NOTE: DO NOT put the Sipailou sequences in SemanticKITTI's folder.
To speed up training, we first generate motion features for all scans.
Specify paths in data_preparing_polar_sequential.yaml
scan_folder: 'your_path/path_to_KITTI/'
residual_image_folder: 'your_path/mos/residual-polar-sequential-480-360/'
run
cd utils/generate_residual/utils
python auto_gen_polar_sequential_residual_images.py
Then we obtain motion features with N channels for all scans.
TODO
- The motion features in BEV domain are back-projected to the 3D space after being generated, and projected to the 2D space again when training. This consumes a lot of time and space. We'll keep them in the 2D space in the future.
- CPP implementation for motion features generation.
pretrained models:
MotionBEV-kitti-val-76.54.pt
MotionBEV-kitti-road-test-74.88.pt
the filename means: [model name] - [dataset] - [split] - [IoU]
Specify params in MotionBEV-semantickitti.yaml
data_path: "your_path/path_to_KITTI"
residual_path: "your_path/mos/residual-polar-sequential-480-360/" #"/media/ubuntu/4T/KITTI/mos/residual-polar-sequential-480-360"
model_load_path: "pretain/MotionBEV-kitti-val-76.54.pt"
Run
python infer_SemanticKITTI.py
the predictions will be saved in folder prediction_save_dir
You may want to modify these params in MotionBEV-semantickitti.yaml
data_path: "your_path/path_to_KITTI"
residual_path: "your_path/mos/residual-polar-sequential-480-360/" #"/media/ubuntu/4T/KITTI/mos/residual-polar-sequential-480-360"

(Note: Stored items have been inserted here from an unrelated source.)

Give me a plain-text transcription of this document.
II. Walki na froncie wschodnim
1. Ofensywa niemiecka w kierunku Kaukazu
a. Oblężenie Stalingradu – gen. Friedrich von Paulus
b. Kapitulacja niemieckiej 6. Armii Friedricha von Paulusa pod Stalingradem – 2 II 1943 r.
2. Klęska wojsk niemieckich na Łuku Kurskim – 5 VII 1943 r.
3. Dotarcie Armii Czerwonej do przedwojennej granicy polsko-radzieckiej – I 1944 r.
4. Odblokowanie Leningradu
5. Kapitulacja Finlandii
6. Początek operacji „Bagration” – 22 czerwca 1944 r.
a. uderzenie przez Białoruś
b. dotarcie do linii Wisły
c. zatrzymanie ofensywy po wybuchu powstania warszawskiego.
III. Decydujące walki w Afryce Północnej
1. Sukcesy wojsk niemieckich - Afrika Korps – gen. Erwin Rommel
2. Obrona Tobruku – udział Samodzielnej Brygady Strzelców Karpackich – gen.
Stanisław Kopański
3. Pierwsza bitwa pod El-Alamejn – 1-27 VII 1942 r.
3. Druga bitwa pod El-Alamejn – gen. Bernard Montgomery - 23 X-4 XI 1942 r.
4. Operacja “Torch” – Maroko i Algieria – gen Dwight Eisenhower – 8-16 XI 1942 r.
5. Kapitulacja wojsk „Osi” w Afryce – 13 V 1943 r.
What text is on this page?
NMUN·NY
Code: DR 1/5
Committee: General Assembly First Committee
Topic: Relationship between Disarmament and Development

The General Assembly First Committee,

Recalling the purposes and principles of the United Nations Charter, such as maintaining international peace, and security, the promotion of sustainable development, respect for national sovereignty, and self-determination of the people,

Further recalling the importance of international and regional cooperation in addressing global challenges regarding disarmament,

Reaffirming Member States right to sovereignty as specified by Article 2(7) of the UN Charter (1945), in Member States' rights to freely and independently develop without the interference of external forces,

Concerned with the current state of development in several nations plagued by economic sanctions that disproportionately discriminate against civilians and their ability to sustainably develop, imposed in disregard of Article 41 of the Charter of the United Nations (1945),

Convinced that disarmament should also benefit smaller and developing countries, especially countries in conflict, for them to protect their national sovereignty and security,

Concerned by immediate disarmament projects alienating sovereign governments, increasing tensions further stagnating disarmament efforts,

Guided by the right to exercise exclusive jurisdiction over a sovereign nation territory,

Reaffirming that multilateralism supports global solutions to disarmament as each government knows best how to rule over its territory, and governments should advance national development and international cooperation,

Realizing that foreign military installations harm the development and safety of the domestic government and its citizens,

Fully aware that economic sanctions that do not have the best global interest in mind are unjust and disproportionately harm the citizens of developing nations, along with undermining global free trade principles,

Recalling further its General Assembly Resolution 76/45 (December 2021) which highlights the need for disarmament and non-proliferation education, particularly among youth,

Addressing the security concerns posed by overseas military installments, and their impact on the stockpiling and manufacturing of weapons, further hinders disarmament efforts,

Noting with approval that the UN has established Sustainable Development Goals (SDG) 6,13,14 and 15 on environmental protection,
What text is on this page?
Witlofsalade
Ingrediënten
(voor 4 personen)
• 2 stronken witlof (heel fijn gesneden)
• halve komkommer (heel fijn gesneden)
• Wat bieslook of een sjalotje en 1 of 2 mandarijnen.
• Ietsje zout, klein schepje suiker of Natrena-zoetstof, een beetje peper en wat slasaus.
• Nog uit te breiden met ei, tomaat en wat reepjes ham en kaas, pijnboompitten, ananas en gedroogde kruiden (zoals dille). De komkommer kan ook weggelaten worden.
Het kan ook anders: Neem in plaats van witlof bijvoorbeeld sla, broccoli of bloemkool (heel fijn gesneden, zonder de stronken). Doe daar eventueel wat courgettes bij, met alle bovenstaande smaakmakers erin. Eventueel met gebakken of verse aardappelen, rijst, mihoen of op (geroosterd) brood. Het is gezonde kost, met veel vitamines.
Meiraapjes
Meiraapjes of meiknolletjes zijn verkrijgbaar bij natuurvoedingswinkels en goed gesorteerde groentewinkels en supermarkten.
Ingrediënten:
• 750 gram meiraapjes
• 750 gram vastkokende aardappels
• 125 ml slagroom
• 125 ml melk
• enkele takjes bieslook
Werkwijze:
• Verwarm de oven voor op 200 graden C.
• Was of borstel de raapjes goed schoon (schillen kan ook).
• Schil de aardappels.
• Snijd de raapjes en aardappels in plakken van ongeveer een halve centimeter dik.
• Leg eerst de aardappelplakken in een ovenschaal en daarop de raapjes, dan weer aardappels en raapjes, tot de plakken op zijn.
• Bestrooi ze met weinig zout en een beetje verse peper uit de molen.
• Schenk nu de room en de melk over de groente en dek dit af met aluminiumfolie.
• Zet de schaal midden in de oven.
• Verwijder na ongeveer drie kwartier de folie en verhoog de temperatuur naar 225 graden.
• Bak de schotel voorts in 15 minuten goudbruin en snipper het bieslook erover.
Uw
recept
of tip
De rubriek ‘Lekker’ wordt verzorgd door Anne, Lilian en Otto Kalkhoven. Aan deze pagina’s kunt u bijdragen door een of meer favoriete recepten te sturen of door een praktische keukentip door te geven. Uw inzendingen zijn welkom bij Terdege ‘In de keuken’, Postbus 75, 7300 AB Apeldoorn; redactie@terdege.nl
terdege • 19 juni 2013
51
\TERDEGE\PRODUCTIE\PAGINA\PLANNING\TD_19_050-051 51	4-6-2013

model_load_path: "" # none for training from scratch
batch_size: 8
eval_every_n_steps: 1048 #1411 #1048
drop_few_static_frames: True # drop_few_static_frames for training, speed up training while slightly reduce the accuracy
Run
python train_SemanticKITTI.py
generate motion features:
cd utils/generate_residual/utils
python auto_gen_livox_sequential_residual_images.py
pretained models:
MotionBEV-livox-val-89.22.pt
infer:
python infer_livox.py
train:
python train_livox.py
Follow semantic-kitti-api.
Or run:
python utils/evaluate_mos.py -d your_path/path_to_KITTI -p your_path/path_to_predictions -s valid
Install open3d for visualization.
python utils/visualize_mos.py -d your_path/path_to_KITTI -p your_path/path_to_predictions -s 08
Please cite our paper if this code benefits your research:
@ARTICLE{motionbev2023,
author={Zhou, Bo and Xie, Jiapeng and Pan, Yan and Wu, Jiajie and Lu, Chuanzhao},
journal={IEEE Robotics and Automation Letters},
title={MotionBEV: Attention-Aware Online LiDAR Moving Object Segmentation With Bird's Eye View Based Appearance and Motion Features},
year={2023},
volume={8},
number={12},
pages={8074-8081},
doi={10.1109/LRA.2023.3325687}}
We thank for the opensource codebases, PolarSeg , LiDAR-MOS , MotionSeg3D , Motion-Guided-Attention and AMC-Net.